The pandemic lockdown shut down Soul Table after six months, but the numbers show it was well on its way to meeting these benchmark targets. Just half a year into the program, Soul Table was attracting an average of 45 people a week, three-quarters of the way towards our goal of sixty people. This average includes some LPCC members, who were always in the minority. We count them because many were people who rarely came to Sunday worship, along with others who came to ST only occasionally. There were lots of nights when we attracted 60 or more ( up to 90). It became clear that social-justice oriented talks drew in the largest crowds. In terms of money, Soul Table had generated over $11,000 dollars in revenue in just six months. Had it stayed open for another two months, it could have easily reached the goal for the year of $14k.  

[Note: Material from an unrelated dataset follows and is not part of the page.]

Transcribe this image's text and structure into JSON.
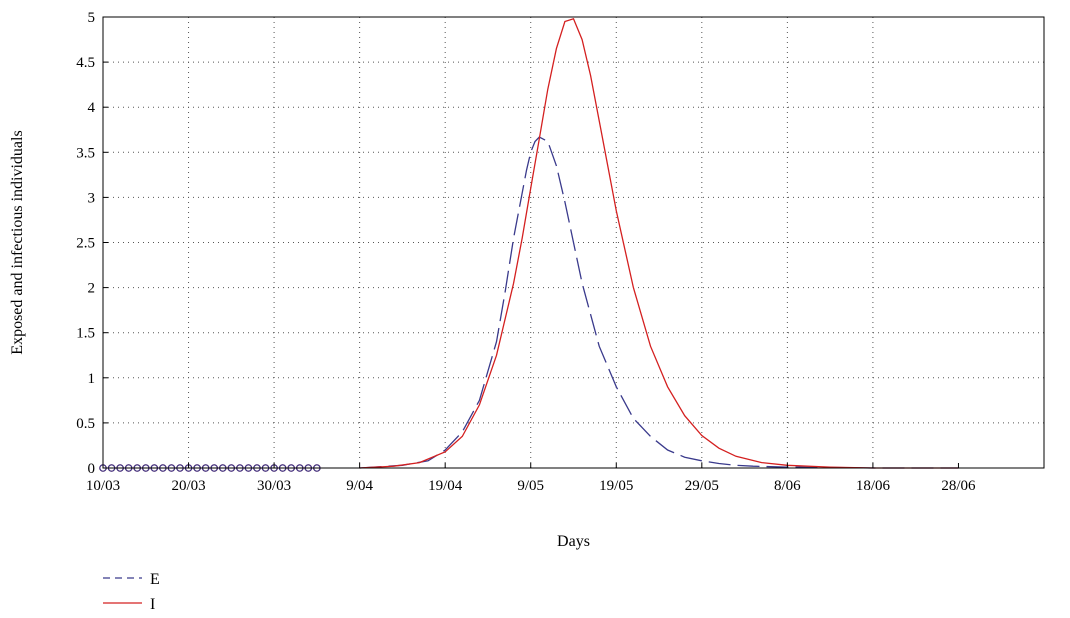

It has become clear during the pandemic that Soul Table successfully attracted new people to our regular LPCC worship service and other online programs. Every week, people who started out at Soul Table now attend our Sunday worship services, meditation classes, prayer and hymn sing. Our goal was to bring new people into our community, and it worked. Had Soul Table had a full year to operate, this trend would have brought even more people into our LPCC community.  

According to our stated goals, Soul Table was working well. Now, our staff and council are considering next steps. As long as the pandemic is in full swing, there is no prospect of reviving Soul Table in its original, in-person form. We have learnt a lot from the experience, and there are things we would do differently the next time. Rev. Milton is working on a proposal about what those next steps should be, and will be working with members of council and the congregation to decide what happens after Soul Table. But what is clear at this point is that Soul Table was a genuinely successful church growth strategy, with multiple lessons for what we can do going forward. And that is something to celebrate.